Ribut yang tidak perlu, dia contohkan seperti pada kasus Menteri Desa, Pembangunan Daerah Tertinggal dan Transmigrasi Indonesia, Marwan Jafar, yang marah-marah karena tertinggal pesawat. Perilaku Marwan waktu itu dikritik oleh Sekretaris Kabinet, Pramono Anung.
"Ada menteri yang komentari menteri lain karena terlambat naik pesawat. Walau menteri itu salah karena dia menyalahkan direksi penerbangan, maka tak perlu menteri yang lain mengomentari menteri itu karena dia sudah dimarahi publik," jelasnya.
Menurut Qodari, ada gaduh yang sangat perlu. Misalnya terjadi pada isu Blok Masela. Kegaduhan terkait Blok Masela sangat perlu dibuka ke publik karena kaitannya dengan anggaran negara yang besar dan unsur kemanfaatan publik.

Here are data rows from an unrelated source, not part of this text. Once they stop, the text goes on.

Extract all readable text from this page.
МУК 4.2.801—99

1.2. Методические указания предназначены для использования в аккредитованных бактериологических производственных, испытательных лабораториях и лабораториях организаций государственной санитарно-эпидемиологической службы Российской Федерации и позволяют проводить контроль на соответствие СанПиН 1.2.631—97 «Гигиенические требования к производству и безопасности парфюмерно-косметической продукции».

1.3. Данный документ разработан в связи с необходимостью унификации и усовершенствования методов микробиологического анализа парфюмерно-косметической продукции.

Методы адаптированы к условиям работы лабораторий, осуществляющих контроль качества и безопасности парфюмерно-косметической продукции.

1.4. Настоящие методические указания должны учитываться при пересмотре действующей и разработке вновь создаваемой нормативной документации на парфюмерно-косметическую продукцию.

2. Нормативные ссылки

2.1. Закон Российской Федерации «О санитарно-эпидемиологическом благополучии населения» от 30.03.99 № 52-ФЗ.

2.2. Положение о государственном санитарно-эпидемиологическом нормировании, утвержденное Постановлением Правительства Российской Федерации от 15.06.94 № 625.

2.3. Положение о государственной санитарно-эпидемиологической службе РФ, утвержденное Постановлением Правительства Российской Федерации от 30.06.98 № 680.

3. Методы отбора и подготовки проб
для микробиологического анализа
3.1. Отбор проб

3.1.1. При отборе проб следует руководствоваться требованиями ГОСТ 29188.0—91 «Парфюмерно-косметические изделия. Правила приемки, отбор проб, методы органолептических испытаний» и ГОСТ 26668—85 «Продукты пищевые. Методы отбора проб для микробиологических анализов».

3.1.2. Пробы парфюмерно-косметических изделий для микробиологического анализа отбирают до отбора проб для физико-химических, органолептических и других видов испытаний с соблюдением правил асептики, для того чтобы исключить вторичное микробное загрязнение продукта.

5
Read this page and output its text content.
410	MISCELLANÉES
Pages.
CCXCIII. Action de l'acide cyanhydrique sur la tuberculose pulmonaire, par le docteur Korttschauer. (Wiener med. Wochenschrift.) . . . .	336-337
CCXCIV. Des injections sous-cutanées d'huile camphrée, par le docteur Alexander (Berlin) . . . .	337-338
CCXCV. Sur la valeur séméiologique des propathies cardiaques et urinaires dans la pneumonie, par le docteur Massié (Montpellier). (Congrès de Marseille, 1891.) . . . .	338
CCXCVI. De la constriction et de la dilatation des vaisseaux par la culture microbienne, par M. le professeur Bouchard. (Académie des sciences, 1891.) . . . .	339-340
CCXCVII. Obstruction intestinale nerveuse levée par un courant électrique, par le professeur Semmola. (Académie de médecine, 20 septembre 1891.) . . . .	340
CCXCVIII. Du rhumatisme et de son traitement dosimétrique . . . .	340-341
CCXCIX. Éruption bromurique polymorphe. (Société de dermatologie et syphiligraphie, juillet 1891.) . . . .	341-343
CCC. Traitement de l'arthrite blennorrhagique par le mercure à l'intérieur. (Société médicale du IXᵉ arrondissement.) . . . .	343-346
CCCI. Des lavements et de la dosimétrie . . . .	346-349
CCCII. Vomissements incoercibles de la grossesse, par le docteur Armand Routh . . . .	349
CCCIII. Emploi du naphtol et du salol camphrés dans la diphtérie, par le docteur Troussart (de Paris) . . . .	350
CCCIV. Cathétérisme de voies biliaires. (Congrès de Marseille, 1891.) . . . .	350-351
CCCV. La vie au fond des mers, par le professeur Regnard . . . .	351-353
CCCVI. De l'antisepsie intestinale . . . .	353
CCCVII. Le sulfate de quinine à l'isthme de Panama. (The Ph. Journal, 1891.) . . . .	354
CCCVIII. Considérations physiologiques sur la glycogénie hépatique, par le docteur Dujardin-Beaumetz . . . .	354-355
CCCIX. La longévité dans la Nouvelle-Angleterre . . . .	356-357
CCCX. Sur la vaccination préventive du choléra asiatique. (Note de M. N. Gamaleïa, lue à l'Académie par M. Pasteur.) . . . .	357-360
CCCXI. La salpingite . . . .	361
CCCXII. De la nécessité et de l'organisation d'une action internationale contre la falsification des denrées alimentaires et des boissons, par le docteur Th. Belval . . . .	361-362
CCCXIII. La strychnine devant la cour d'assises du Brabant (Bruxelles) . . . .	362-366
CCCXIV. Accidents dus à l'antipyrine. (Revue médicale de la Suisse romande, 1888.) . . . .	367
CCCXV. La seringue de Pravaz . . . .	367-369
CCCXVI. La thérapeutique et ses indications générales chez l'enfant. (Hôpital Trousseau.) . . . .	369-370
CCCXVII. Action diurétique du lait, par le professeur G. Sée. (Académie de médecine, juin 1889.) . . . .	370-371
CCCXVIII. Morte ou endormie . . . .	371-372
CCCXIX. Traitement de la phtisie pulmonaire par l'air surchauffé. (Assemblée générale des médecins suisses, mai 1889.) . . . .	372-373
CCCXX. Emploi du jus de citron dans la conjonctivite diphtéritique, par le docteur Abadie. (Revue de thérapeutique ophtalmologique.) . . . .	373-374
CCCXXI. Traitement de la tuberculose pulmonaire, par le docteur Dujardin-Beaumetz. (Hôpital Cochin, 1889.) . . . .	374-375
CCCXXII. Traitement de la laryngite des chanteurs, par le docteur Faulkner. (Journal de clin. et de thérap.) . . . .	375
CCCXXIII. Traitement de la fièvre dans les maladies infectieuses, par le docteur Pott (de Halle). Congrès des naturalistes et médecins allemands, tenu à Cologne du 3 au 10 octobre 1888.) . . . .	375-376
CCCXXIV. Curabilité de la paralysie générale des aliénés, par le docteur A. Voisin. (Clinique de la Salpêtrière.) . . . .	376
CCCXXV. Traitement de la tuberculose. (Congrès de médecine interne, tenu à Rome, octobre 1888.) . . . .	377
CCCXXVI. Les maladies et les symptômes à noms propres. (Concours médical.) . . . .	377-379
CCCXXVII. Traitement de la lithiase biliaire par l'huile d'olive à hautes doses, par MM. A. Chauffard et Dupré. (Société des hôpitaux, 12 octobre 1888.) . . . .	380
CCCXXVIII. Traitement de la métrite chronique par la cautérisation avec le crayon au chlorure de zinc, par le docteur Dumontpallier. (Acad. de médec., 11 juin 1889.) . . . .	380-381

"Menurut saya ini bagus sekali. Saya beda pendapat dengan orang yang mengatakan ini gaduh. Menurut saya, ada gaduh positif dan negatif. Positif karena bergizi tinggi mirip gado-gado," terangnya.
Qodari tegaskan, debat mengenai nasib pengembangan Blok Masela atau masa depan Freeport membuka mata publik akan urusan-urusan yang tadinya bersifat sangat tertutup.
"Publik menjadi tahu, menjadi paham, mana kebijakan terbaik. Ujungnya akan kelihatan siapa benar dan siapa salah. Akan kelihatan itu semua persoalan yang selama ini disimpan," jelasnya.
Justru, lanjut dia, rakyat memerlukan orang-orang yang mau menjabarkan isu kepentingan bangsa dan negara yang selama ini tertutup dari publik.
"Kalau debatnya cuma di ruang kabinet apakah kita tahu? Kita enggak tahu. Perlu ada agen-agen yang menjabarkan informasi yang diwacanakan di dalam sehingga kita tahu kebijakan yang terbaik," jelasnya.